Русские люди, сознавая хорошо, что в данное время там управляли униаты-патриархи, имели также документальные сведения о «разгласив» в Греческой Церкви и о том, что большинство народа держалось Православия. На этом основании они имели большое желание провести отделение безболезненно, не нарушая мира между церквами. Именно эта идея мира лежит в основе всех дипломатических документов, заготовленных по данному вопросу и написанных изысканным и вежливым по тому времени языком. Как только низложен был униат-митрополит Исидор, на Москве спешно, не взирая на междоусобия, начали подготовлять вопрос об оформлении полной церковной независимости от попавшего в «латинскую прелесть» Константинопольского патриархата.

Из изложенного нами выше следует, что Русская митрополия имела неоспоримые канонические права на автокефалию. Она имела незыблемое православное учение христианской веры, полную благодатную самовосполняющуюся иерархию, она духовно возросла и просияла в мире своими великими подвижниками и людьми науки, наконец, христианство в ней усвоено, главным образом, народом, имеющим один язык и культуру и организовавшим государство, способное защищать и охранять церковные права. Все это соответствовало духу церковных канонов и, главным образом, находило основания в известных русским церковным людям Апостольских правилах 1-м и 34-м, а также в 4-м правиле Первого Никейского Собора.
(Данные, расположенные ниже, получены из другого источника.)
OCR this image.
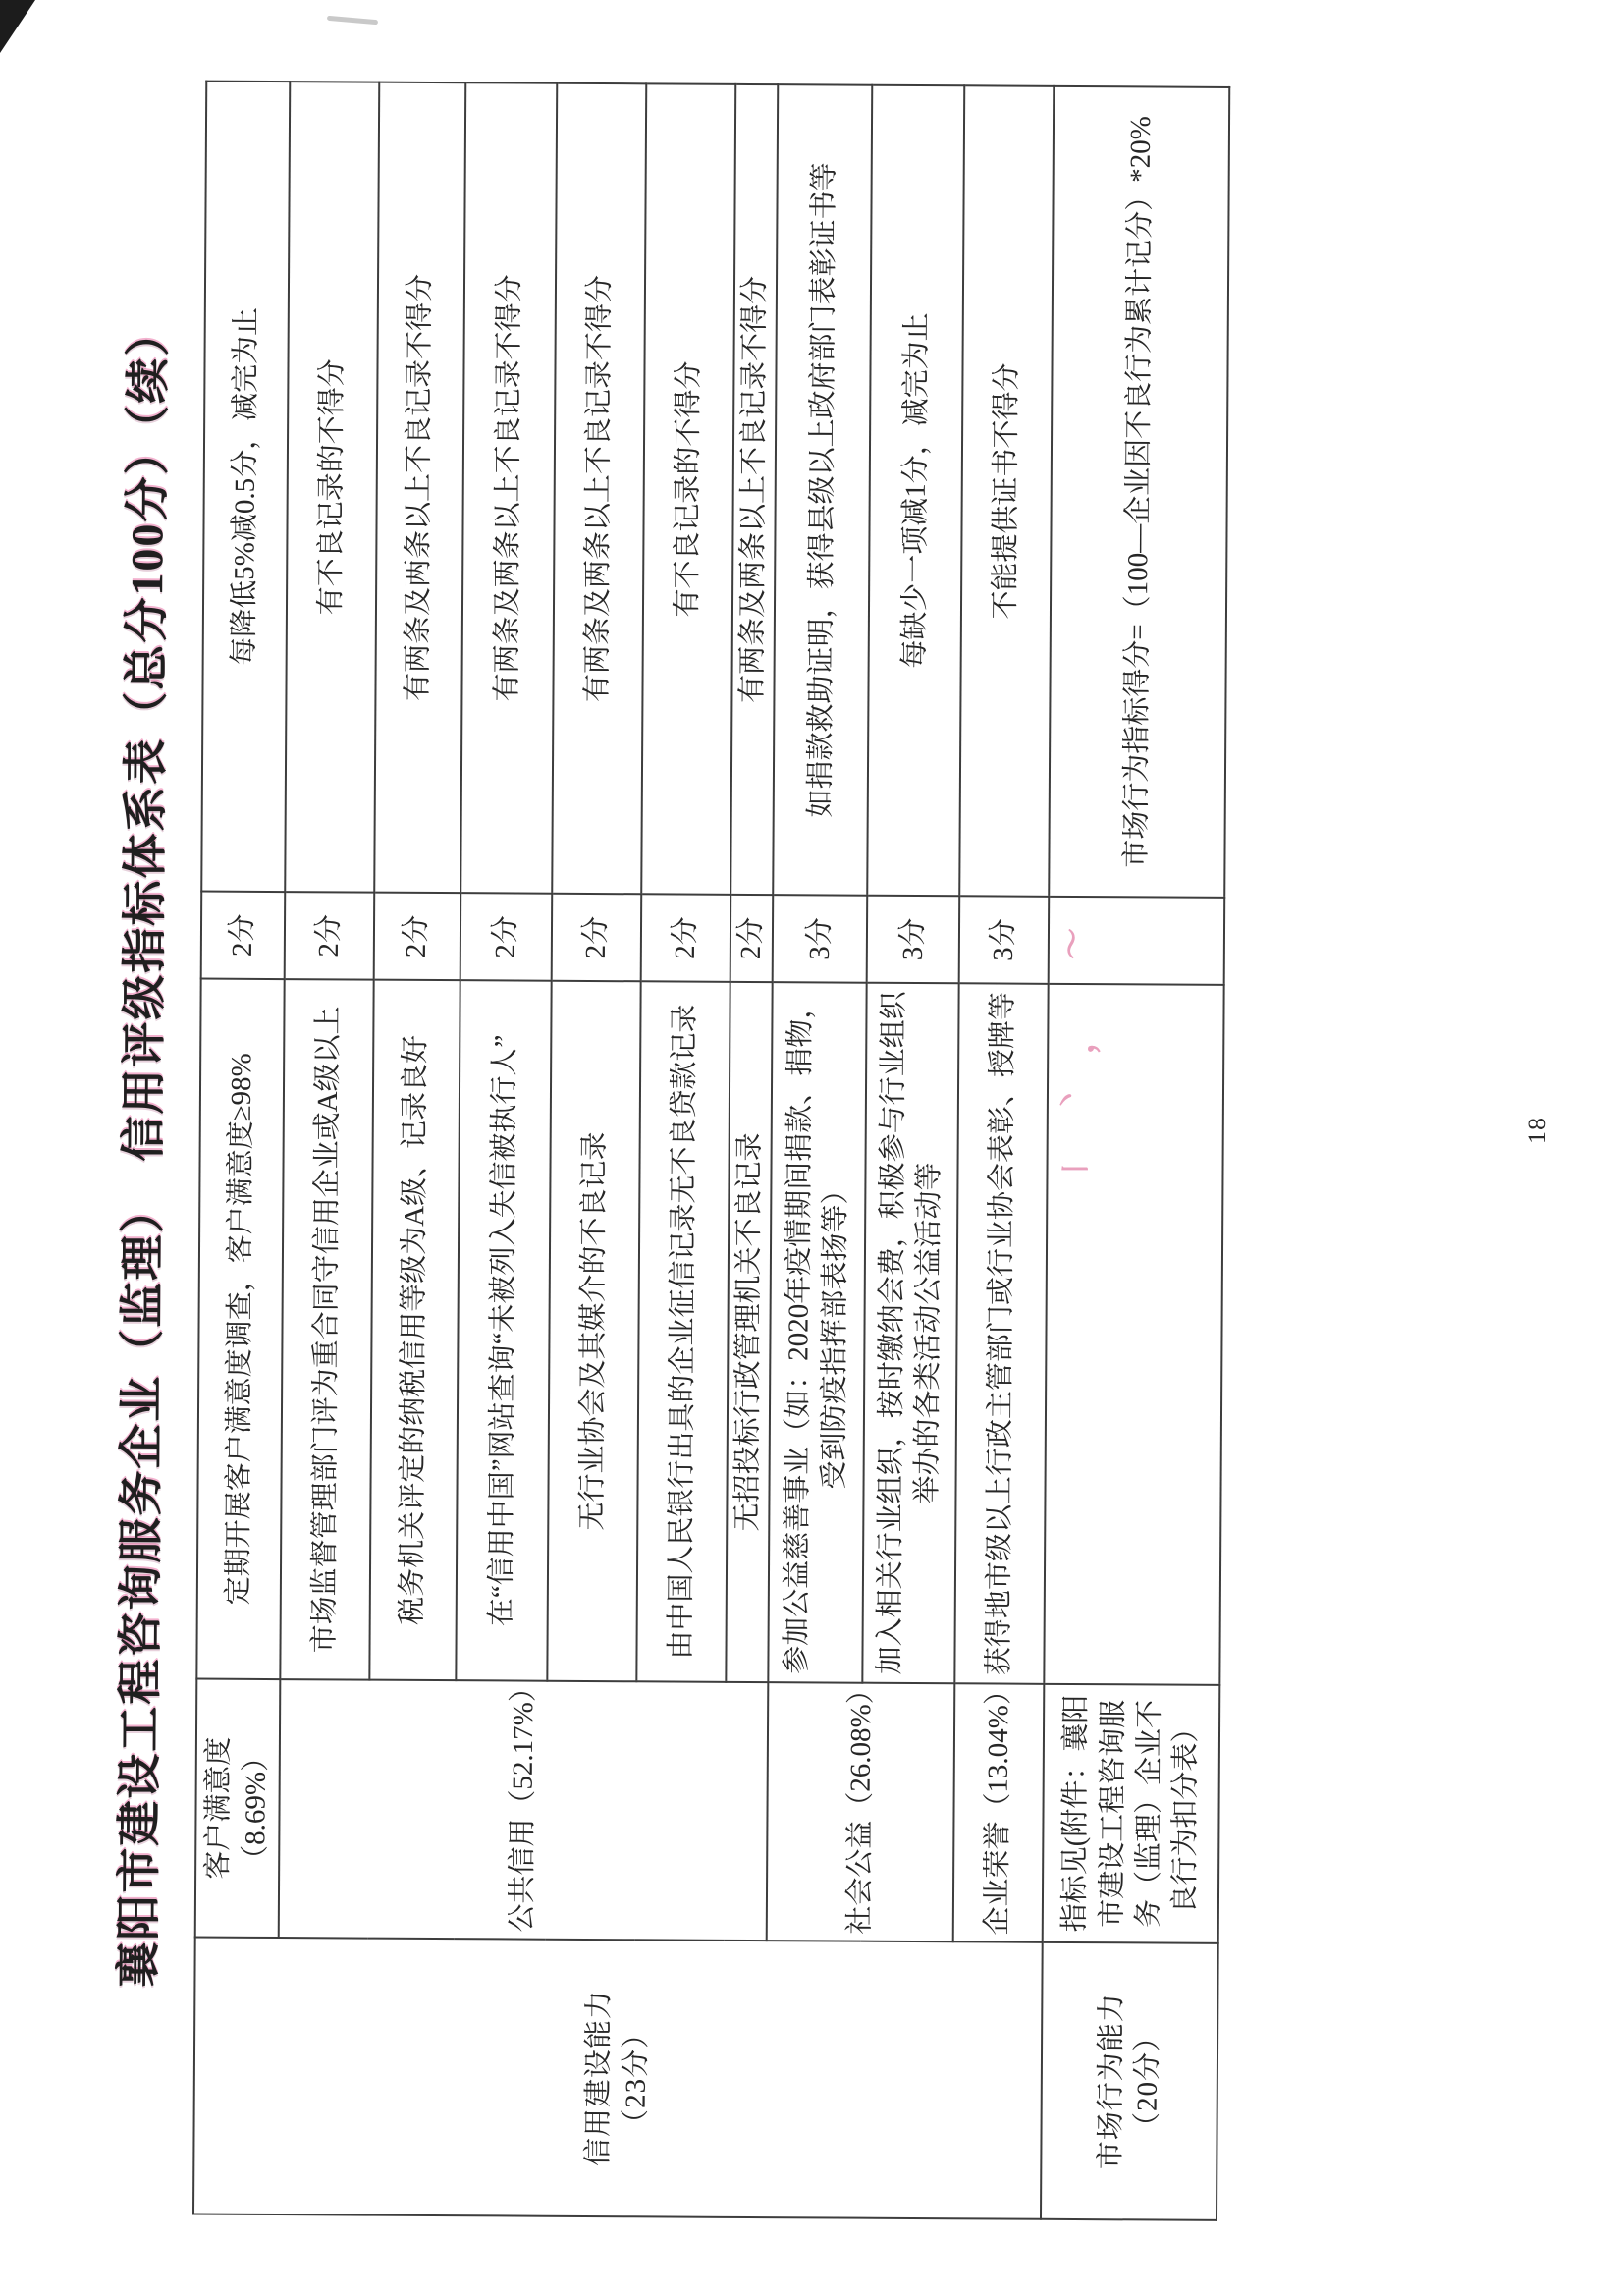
襄阳市建设工程咨询服务企业（监理）　信用评级指标体系表（总分100分）（续）
信用建设能力
（23分）	客户满意度（8.69%）	定期开展客户满意度调查，客户满意度≥98%	2分	每降低5%减0.5分，减完为止
	公共信用（52.17%）	市场监督管理部门评为重合同守信用企业或A级以上	2分	有不良记录的不得分
		税务机关评定的纳税信用等级为A级、记录良好	2分	有两条及两条以上不良记录不得分
		在“信用中国”网站查询“未被列入失信被执行人”	2分	有两条及两条以上不良记录不得分
		无行业协会及其媒介的不良记录	2分	有两条及两条以上不良记录不得分
		由中国人民银行出具的企业征信记录无不良贷款记录	2分	有不良记录的不得分
		无招投标行政管理机关不良记录	2分	有两条及两条以上不良记录不得分
	社会公益（26.08%）	参加公益慈善事业（如：2020年疫情期间捐款、捐物，受到防疫指挥部表扬等）	3分	如捐款救助证明，获得县级以上政府部门表彰证书等
		加入相关行业组织，按时缴纳会费，积极参与行业组织举办的各类活动公益活动等	3分	每缺少一项减1分，减完为止
	企业荣誉（13.04%）	获得地市级以上行政主管部门或行业协会表彰、授牌等	3分	不能提供证书不得分
市场行为能力
（20分）	指标见(附件：襄阳市建设工程咨询服务（监理）企业不良行为扣分表）			市场行为指标得分=（100—企业因不良行为累计记分）*20%
18
〜
，
丶
〡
Одновременно, так сказать, с положительными каноническими основаниями, определяющими независимость Русской митрополии, им также было известно и то положение, что Православная Церковь не может состоять в союзе и тем более в подчинении у патриарха-еретика. Эту мысль настойчиво проводили сами константинопольские патриархи. Так, Святейший Патриарх Константинопольский Антоний в 1393 г. в своем послании к великому князю Московскому Василию Дмитриевичу о необходимости почитания и поминовения за богослужением византийского императора пишет: «Христиане только тех царей отвергают, которые были еретиками, вооружались на Церковь и старались ввести развращенные догматы, чуждые учения апостольского и отческого» [20]. Все эти основания в своей совокупности, казалось, могли привести к резкому отделению от Константинопольского патриархата, но русские не пошли на открытый разрыв: они не хотели стоять в юрисдикции патриархов-униатов, но и не желали разрыва с Константинопольским патриархатом. В этой нерешительности сказалась недостаточная каноническая подготовленность русских людей, а быть может имелись и иные нам неизвестные церковно-политические причины, Великий князь и русские иерархи, избегая открытого разрыва, решались идти дипломатическим путем, путем открытой просьбы у Патриарха на полную независимость. С этой целью великий князь Василий Васильевич пишет одно за другим два послания в 1441 и 1443 гг. Первое к Патриарху, второе к императору. В этих посланиях красною нитью проходит почтительная просьба к Патриарху признать за Русской митрополией право на независимость. Мотивы, которые великий князь и Собор русских святителей выставляли в обоснование своей просьбы, можно разделить на два рода. Первого рода мотивы говорили, что митрополит-грек нам не удобен: во-первых, он не знает русского языка и чужд по национальности; он не может участвовать в интимной беседе с князем, так как переводчики первые узнают о государственных тайнах; во-вторых, есть большой риск получить на кафедру изменника православию, подобного Исидору. Такая мысль подтверждается подробным изложением деятельности униата-митрополита Исидора.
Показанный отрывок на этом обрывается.